Dan Hannan writes for the Washington Examiner about the international impact of America’s intense focus on racial battles.

Throughout my life, I have watched the world become more American. On every continent, people learn English, watch U.S. films, wear blue jeans, and aspire to live in pluralist, capitalist, and individualist societies. The dissemination of American values was one of the happiest facts of the 20th century. But I fear that the 21st century has brought an altogether darker cultural export.

The core American value used to be freedom. Freedom of speech meant no one could drag you to jail for saying the wrong thing. Freedom of assembly meant no one could close down a political party, labor union, or church congregation for sedition. People chose their jobs, their homes, their spouses. America was “conceived in liberty,” and when countries escaped fascism in 1944, or communism in 1989, they aspired to be more like America.

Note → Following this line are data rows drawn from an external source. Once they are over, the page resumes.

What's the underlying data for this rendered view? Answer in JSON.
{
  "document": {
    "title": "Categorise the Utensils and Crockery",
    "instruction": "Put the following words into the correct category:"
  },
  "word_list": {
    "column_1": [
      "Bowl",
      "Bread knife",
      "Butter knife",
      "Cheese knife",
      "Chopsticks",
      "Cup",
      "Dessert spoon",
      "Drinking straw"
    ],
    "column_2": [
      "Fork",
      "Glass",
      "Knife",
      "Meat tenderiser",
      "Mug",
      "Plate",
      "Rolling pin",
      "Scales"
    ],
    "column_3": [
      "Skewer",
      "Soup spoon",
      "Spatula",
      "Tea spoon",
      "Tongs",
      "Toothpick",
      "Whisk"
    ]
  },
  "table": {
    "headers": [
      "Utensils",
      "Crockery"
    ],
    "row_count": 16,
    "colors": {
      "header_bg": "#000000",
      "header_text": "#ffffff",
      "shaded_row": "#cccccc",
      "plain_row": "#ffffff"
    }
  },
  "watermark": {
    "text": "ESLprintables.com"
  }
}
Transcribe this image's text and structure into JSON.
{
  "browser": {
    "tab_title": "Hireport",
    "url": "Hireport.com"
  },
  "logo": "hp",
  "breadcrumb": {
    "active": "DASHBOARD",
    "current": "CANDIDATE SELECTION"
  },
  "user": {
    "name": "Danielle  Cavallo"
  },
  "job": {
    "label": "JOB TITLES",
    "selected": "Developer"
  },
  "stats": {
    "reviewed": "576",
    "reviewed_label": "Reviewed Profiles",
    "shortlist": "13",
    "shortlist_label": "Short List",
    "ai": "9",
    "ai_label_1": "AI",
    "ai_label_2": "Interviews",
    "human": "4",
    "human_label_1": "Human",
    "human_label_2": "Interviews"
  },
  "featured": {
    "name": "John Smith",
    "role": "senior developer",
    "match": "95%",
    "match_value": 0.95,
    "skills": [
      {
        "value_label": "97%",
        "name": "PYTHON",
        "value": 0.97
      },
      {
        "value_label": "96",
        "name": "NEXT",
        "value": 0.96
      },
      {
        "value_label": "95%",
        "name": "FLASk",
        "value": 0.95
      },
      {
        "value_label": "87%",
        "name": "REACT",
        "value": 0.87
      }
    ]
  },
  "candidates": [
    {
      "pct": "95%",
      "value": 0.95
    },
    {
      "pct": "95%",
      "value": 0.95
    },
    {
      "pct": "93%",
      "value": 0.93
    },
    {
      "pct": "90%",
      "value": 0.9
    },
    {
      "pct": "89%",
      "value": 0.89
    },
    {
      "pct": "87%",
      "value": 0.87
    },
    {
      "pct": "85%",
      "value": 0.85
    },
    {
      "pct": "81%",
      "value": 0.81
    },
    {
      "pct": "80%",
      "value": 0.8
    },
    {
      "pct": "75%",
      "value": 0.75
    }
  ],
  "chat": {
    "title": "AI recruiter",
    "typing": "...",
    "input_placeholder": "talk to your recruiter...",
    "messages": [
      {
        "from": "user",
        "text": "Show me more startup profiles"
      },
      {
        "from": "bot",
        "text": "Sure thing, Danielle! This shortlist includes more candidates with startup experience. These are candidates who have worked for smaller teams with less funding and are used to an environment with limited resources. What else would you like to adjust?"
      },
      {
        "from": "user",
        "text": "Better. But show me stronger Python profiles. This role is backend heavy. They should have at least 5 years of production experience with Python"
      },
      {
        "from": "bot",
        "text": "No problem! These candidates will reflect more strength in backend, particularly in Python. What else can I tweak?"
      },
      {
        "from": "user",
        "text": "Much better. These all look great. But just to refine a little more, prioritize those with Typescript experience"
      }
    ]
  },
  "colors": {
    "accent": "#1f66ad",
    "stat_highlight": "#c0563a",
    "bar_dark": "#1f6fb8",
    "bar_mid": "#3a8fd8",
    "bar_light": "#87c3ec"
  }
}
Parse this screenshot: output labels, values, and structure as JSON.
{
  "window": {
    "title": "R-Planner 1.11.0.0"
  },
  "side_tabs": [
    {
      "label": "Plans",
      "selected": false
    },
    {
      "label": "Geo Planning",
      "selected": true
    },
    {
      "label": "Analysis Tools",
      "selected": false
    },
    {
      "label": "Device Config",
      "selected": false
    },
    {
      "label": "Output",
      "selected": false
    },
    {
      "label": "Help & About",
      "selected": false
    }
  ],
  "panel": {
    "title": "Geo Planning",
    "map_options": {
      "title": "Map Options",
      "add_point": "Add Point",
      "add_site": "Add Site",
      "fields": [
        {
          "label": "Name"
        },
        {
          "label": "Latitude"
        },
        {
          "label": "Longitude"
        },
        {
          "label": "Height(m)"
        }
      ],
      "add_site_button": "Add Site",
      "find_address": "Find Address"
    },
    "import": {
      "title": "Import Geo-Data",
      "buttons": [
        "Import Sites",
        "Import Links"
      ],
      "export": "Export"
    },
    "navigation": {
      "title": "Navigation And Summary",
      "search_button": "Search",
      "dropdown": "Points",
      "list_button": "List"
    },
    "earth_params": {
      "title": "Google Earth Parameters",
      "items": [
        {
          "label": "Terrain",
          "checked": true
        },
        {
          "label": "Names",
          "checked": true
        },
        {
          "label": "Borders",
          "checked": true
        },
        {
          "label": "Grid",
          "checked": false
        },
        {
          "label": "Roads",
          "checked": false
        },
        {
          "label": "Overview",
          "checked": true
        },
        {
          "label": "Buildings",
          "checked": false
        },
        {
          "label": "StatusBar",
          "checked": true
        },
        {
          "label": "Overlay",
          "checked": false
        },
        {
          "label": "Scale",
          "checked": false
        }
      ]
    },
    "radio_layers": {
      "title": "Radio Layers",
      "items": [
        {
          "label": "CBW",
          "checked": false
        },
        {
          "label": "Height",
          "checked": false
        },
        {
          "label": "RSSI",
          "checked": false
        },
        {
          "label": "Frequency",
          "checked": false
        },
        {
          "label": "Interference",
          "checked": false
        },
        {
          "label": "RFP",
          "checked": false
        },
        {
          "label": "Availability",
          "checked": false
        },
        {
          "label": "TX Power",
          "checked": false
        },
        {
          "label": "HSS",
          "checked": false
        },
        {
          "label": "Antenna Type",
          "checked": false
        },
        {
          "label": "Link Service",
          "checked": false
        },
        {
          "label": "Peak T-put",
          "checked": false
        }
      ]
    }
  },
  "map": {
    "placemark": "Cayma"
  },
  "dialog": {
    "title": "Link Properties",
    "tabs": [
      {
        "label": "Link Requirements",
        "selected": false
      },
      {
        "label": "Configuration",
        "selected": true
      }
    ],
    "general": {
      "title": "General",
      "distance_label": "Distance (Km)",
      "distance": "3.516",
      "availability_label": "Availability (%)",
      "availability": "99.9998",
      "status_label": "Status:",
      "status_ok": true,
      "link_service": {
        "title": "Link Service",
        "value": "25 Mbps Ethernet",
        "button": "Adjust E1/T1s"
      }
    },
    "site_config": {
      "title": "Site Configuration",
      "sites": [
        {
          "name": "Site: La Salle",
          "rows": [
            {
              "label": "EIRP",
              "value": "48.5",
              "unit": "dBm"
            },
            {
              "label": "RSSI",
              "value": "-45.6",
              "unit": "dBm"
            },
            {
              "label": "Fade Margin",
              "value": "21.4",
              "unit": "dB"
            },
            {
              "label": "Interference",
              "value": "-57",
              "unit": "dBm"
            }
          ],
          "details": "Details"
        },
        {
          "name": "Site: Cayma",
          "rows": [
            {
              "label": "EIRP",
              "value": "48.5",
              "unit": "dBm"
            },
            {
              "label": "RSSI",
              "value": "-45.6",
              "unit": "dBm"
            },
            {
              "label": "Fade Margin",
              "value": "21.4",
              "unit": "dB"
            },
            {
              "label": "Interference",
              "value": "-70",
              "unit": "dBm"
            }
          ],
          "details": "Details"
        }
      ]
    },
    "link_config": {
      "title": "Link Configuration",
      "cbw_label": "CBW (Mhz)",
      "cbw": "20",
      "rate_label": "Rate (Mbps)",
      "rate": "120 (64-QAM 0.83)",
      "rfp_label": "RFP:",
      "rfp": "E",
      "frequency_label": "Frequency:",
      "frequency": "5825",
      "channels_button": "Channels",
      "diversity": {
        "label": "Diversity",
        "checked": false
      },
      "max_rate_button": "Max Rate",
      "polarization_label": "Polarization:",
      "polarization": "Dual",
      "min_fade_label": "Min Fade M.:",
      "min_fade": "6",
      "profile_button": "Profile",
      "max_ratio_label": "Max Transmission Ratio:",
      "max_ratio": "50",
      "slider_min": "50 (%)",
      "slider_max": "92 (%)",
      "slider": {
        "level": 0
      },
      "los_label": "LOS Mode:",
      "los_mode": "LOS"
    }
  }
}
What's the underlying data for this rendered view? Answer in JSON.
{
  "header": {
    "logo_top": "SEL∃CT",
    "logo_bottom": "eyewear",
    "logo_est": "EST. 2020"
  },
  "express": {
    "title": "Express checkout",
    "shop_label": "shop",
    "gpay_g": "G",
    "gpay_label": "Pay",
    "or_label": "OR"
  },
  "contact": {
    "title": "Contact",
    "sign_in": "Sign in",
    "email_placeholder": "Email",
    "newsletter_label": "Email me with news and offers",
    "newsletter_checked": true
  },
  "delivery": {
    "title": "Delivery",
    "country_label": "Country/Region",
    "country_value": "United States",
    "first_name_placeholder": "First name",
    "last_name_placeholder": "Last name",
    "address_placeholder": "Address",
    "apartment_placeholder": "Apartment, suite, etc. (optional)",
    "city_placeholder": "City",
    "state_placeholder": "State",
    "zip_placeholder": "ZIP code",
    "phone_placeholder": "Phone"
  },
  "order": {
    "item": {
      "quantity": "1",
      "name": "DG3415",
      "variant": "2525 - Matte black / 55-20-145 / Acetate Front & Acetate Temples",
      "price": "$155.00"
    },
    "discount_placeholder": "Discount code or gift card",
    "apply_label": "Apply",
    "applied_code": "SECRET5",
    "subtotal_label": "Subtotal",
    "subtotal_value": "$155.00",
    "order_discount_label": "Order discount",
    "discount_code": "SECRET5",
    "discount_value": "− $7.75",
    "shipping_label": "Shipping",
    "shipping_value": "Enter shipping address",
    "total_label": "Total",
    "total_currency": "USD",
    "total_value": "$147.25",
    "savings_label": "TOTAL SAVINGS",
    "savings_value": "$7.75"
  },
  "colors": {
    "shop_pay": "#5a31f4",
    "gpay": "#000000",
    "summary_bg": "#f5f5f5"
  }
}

That was then. Starting in the late 20th century and accelerating terrifyingly around 2015, the United States has switched from elevating individual rights to elevating group rights. It has, in other words, returned to the tribal thinking that its creation was intended to defy. The precepts that drove the campaign for civil rights — race doesn’t define you, everyone is equal before the law, character trumps skin color — are now deemed reactionary and offensive. Ethnic differences (and, to a lesser degree, differences of sex, sexuality, and so forth) are deemed supremely important. They define your place in an imagined hierarchy of privilege and determine what you can say, what college scores you need, and what positions you can occupy.

We can argue about the origins of this tendency. Did it come from the notions of guilt and justification that animated the earliest settlers? … Did it arrive later, brought by socialist German academics? Or was it an overcorrection, a reaction to the ugliness of slavery and segregation?

Whatever its genesis, the American virus has leaked out and become a global pandemic.